India’s exports contracted for the fourth consecutive month and shrank 12.41% to $21.91 billion in June led down by lower shipments of petroleum, textiles, engineering goods, and gems and jewellery.
With 26 of the 30 major items of imports contracting in June, overall imports plummeted a steep 47.59% to $21.11 billion.
The contraction in imports remained widespread last month, except medicinal and pharmaceutical products, vegetable oils and pulses, suggesting that domestic demand remained constrained even during the unlock phase. Petroleum, electronics and gold, the top three imports of the country, shrank in June. Oil imports dipped 55.29% to $4.93 billion in June while gold imports plunged 77.42% to $608.7 million.
“The underlying dynamics of this trade surplus remain unpalatable, given the implications for the strength of domestic demand,” said Aditi Nayar, principal economist at ICRA.
Non-oil, non-gold imports-an indicator of the strength of domestic demand- shrank a steep 42.2% last month.

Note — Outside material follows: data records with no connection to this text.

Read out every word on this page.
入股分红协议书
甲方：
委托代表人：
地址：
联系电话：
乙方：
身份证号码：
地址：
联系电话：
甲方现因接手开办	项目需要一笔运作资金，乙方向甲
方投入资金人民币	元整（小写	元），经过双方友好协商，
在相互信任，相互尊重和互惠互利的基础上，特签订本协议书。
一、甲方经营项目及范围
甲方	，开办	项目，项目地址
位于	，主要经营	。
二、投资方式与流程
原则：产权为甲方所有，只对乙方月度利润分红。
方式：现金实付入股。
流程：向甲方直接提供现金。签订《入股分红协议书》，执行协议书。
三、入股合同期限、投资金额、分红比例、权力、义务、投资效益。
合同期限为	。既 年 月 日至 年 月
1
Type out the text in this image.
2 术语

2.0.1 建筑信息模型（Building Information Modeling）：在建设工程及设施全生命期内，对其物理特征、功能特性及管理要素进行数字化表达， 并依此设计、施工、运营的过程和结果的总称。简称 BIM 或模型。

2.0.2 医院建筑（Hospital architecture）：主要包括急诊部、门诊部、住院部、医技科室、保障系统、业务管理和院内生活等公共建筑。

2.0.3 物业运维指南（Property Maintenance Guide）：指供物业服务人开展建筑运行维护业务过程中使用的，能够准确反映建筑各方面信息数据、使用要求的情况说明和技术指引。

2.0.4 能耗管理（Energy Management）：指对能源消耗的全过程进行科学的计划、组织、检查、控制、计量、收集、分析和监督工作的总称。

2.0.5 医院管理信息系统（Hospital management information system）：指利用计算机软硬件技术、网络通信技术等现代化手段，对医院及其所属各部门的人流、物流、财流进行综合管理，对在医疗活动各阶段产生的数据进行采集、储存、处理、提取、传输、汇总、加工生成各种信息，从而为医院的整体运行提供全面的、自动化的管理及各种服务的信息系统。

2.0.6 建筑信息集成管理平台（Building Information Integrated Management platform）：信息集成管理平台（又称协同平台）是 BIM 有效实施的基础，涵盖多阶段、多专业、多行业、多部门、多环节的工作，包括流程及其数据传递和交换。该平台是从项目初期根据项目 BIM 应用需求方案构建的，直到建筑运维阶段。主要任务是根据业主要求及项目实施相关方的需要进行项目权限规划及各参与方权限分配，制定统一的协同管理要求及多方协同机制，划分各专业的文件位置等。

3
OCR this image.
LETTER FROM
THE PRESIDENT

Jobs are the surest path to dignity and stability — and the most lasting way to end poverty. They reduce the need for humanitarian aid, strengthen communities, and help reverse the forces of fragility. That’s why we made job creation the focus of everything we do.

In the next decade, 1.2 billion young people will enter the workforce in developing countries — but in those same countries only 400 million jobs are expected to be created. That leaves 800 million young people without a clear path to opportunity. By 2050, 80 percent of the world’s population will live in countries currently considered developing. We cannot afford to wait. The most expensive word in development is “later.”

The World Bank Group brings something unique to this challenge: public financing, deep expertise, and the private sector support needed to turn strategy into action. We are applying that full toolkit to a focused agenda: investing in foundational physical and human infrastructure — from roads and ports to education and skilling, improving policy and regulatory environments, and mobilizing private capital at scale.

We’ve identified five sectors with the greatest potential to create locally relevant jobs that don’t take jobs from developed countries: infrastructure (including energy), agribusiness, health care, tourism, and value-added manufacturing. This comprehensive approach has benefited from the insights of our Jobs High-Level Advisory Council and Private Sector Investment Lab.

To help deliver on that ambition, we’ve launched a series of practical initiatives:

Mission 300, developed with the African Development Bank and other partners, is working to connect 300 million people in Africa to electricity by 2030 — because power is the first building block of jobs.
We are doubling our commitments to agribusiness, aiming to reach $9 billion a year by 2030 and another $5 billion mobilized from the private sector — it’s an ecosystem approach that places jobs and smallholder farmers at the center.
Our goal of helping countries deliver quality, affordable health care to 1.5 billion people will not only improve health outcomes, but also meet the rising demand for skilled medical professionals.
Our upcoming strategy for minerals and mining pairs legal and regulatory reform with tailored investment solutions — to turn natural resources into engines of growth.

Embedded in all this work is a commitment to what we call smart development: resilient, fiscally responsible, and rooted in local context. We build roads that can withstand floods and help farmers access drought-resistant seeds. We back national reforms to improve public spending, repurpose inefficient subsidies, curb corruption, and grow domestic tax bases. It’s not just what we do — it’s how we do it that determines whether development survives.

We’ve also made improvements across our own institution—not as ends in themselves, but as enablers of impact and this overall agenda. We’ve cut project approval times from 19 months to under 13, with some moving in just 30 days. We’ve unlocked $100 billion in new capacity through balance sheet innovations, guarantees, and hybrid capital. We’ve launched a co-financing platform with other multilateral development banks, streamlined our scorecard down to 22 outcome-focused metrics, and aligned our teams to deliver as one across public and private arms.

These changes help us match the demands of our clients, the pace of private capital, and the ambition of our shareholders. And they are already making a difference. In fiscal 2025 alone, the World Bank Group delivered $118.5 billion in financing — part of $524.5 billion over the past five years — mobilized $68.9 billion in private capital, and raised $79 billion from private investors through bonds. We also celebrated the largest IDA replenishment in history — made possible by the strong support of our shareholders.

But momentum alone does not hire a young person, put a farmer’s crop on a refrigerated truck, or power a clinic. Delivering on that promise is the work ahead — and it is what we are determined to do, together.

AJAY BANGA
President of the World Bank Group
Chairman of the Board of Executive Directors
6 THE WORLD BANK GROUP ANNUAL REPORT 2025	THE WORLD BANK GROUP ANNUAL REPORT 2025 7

In the first quarter of the year, exports fell 36.71% to $51.32 billion, while imports shrank 52.43% to $60.44 billion. India’s current account balance also recorded a marginal surplus at 0.1% of the gross domestic product (GDP) in the quarter ended March 31 after a gap of twelve years.
“This surplus is unlikely to be sustained, but India looks poised to run a large current account surplus for some time,” said Rahul Bajoria, chief India economist, Barclays.
Federation of Indian Export Organisations expects the full year contraction in exports to reach 20% in case of a second wave of the Covid-19 pandemic.